After our break the trackers begun building a hide and platform using poles with a roof covering of leaves and branches. The hide was finished at 4pm and our PH recommended that we keep making any noise speaking and to a minimum because the leopards normally start patroling their area at this time. My PH, Lambert and I climbed into the hide whilst the three trackers moved away from the area in the Jeep. The bait was approximately 40m from the hide and at around 6pm the sun set and the hyena's began calling.

We remained in the hide in anticipation and communicated with hand signals. At 9:30pm Lambert saw movement at the bait in the semi-darkness and we listened very carefully. After a couple of minutes, my possible prey could be heard clearly eating. The wind was in our favour and Lambert indicated that I should get ready as he was going to light up the bait. Once switched on, there was a prime male at the bait and Lambert ordered "shoot".

At this point everything happened in such a hurry that it is difficult to describe. The cat was broadside to me, I placed the bead on his shoulder and pulled the trigger. I briefly lost sight of the shot from my .375H & H and when I lined up again I could see my prize leopard hanging over the fork of the tree. My PH slapped my back and said "Well done". I was at a loss for words - I did not know whether to shout or run around in joy. Lambert said to me that was a good leopard hunt and for the next 40 minutes we laughed and talked, took photographs and video.

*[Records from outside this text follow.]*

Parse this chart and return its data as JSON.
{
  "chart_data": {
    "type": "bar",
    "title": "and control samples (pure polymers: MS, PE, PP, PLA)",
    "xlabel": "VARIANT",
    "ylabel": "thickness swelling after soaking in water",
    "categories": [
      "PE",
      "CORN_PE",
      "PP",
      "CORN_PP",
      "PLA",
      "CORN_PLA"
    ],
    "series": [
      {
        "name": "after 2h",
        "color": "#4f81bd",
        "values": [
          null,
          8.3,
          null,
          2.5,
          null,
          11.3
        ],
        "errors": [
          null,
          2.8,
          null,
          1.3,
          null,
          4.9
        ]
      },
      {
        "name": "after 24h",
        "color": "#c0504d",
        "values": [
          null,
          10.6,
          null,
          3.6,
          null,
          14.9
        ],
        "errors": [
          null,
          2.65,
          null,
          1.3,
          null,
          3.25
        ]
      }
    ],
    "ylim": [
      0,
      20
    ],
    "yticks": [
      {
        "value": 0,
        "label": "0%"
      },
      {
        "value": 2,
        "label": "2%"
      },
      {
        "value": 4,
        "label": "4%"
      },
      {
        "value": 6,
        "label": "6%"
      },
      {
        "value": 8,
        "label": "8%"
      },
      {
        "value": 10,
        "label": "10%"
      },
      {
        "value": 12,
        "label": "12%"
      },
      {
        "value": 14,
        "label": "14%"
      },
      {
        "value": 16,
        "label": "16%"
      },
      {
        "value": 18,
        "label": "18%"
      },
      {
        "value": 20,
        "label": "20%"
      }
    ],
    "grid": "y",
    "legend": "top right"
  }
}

We loaded the trophy and took 1 1/2 hours to return to camp where we had a huge party with wine and beer until dawn the next day.

Two days later I hunted a very good buffalo which is my second to date. I have already two of the big 5 and I am determined to return next year and hunt for one of the remaining 3.

During the 15 days at this concession I saw many different species of animals including elephant, crocodile, hippo, zebra, kudu, baboon, bush-pig, warthog as well as a large variety of birds.

In conclusion I would like to say I am very grateful to my wife and son who take care of our family business in order that I can pursue my passion for hunting.